Answer: (b) Improve the optimization algorithm being used for error minimization.
Increase the amount of training data that are noisy would help in reducing overfit problem.
Increased complexity of the underlying model may increase the overfitting problem. Decreasing the complexity may help in reducing the overfitting problem.
Noise in the training data can increase the possibility for overfitting. Noise reduction can help in reducing the overfitting.
- The error function most suited for gradient descent using logistic regression is
a) The entropy function.
b) The squared error.
c) The cross-entropy function.
d) The number of mistakes.
Answer: (c) The cross-entropy function
For logistic regression, the cross-entropy function (loss function or cost function) is convex. A convex function has just one minimum; there are no local minima to get stuck in, so gradient descent starting from any point is guaranteed to find the minimum.
Since the Cross Entropy cost function is convex a variety of local optimization schemes can be more easily used to properly minimize it. For this reason the Cross Entropy cost is used more often in practice for logistic regression than is the logistic Least Squares cost.
The cost function return value that representing how well your model perform. It’s like a function that gives you the amount of error rate.

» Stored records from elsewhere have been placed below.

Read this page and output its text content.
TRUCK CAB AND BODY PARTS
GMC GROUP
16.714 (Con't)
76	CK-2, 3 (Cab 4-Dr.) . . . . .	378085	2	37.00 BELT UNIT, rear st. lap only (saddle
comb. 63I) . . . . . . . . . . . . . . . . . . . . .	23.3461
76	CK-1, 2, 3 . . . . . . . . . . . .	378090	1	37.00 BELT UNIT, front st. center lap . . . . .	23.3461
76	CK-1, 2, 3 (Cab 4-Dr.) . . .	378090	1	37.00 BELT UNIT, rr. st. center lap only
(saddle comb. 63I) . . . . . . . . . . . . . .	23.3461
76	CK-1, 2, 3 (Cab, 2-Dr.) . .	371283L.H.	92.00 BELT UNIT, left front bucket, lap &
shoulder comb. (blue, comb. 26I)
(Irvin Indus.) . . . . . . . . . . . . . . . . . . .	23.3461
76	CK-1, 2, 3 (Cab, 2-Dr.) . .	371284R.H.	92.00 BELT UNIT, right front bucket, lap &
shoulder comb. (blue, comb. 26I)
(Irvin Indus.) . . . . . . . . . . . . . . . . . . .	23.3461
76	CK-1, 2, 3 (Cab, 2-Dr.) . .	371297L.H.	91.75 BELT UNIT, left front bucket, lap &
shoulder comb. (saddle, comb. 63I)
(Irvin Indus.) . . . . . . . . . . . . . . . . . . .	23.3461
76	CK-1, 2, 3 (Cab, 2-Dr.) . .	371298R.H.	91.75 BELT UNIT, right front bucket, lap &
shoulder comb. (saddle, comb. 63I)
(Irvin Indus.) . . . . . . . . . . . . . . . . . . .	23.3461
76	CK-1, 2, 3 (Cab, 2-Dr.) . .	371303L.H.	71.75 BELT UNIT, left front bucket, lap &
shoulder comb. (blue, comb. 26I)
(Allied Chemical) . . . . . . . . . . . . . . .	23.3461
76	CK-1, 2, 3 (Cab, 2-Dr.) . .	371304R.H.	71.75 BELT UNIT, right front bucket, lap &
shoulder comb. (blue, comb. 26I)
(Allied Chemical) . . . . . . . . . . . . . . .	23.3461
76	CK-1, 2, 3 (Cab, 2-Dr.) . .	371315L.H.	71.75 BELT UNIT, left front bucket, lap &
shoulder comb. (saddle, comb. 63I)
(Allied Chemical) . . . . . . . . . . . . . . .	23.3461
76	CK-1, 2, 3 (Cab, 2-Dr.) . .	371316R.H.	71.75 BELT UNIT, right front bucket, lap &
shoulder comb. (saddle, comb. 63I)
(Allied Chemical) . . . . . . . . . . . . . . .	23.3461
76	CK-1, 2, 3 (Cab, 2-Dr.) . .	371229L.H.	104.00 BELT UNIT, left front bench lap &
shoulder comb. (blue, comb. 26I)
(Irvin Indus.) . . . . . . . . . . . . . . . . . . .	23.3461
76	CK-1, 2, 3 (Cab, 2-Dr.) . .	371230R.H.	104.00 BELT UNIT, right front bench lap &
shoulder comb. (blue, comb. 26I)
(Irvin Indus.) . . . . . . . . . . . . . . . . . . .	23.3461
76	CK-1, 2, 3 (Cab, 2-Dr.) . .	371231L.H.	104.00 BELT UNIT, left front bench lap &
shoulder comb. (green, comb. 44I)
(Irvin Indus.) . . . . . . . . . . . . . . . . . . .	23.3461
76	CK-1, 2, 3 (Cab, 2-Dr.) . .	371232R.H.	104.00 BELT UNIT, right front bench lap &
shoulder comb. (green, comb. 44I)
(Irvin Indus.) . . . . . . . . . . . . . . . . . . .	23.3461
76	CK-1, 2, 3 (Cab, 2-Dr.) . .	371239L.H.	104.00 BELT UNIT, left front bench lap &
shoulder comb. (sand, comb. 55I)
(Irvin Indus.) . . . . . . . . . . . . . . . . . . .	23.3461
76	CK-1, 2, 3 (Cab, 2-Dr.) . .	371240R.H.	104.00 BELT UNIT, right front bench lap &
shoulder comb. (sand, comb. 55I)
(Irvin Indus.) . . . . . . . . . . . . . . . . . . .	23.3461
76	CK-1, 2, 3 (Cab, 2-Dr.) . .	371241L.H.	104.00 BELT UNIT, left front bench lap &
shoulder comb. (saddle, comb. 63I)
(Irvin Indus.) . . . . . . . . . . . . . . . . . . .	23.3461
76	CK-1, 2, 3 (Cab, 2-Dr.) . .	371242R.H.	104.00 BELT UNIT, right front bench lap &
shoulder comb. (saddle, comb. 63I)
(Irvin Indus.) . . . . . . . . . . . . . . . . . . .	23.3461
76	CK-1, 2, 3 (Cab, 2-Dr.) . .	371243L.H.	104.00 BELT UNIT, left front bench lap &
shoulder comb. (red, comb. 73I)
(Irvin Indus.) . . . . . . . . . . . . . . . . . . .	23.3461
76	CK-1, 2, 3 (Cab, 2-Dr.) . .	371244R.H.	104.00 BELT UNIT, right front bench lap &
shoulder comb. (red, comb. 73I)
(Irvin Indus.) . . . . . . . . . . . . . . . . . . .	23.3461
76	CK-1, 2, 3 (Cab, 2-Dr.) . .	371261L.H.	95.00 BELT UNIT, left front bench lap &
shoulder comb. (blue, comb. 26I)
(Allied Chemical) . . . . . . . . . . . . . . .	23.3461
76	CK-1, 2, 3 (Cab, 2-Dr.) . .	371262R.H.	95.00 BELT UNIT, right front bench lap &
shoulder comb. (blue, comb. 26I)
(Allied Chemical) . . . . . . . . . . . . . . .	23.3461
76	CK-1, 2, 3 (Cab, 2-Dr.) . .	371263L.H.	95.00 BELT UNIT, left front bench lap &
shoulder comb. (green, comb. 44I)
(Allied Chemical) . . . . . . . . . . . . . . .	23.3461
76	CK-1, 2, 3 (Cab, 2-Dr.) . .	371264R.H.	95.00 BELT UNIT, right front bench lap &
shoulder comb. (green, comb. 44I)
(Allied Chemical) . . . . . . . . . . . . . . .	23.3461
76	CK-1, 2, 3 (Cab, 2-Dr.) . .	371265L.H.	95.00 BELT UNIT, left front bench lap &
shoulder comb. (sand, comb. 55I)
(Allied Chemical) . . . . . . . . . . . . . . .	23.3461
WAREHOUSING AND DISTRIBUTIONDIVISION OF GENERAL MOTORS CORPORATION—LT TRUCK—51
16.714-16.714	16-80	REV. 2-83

To find the optimal model that has minimum error rate (cost function) we use gradient descent
- You are given a labeled binary classification data set with N data points and D features. Suppose that N < D. In training an SVM on this data set, which of the following kernels is likely to be most appropriate?
a) Linear kernel
b) Quadratic kernel
c) Higher-order polynomial kernel
d) RBF kernel
Answer: (a) Linear kernel
Linear Kernel is used when the data is Linearly separable, that is, it can be separated using a single Line. It is one of the most common kernels to be used. It is mostly used when there are a Large number of Features in a particular Data Set.
When number of examples is less in comparison to number of features you would not have enough data to fit a non linear SVM i.e SVM with non linear kernel. SVM with linear kernel (or without a kernel) is one way to go.
- You are increasing the size of the layers (more hidden units per layer) in your neural network. What kind of impact it will have on bias and variance?
a) increases, increases
b) increases, decreases
c) decreases, increases
d) decreases, decreases.
Answer: (c) decreases, increases
Increasing the size of layers will result in decreasing bias and increasing variance.
Increasing the size of layers result in increased complexity. High variance means, the model is performing great on training data and poor performance on test data. Low bias means the model is fitting well.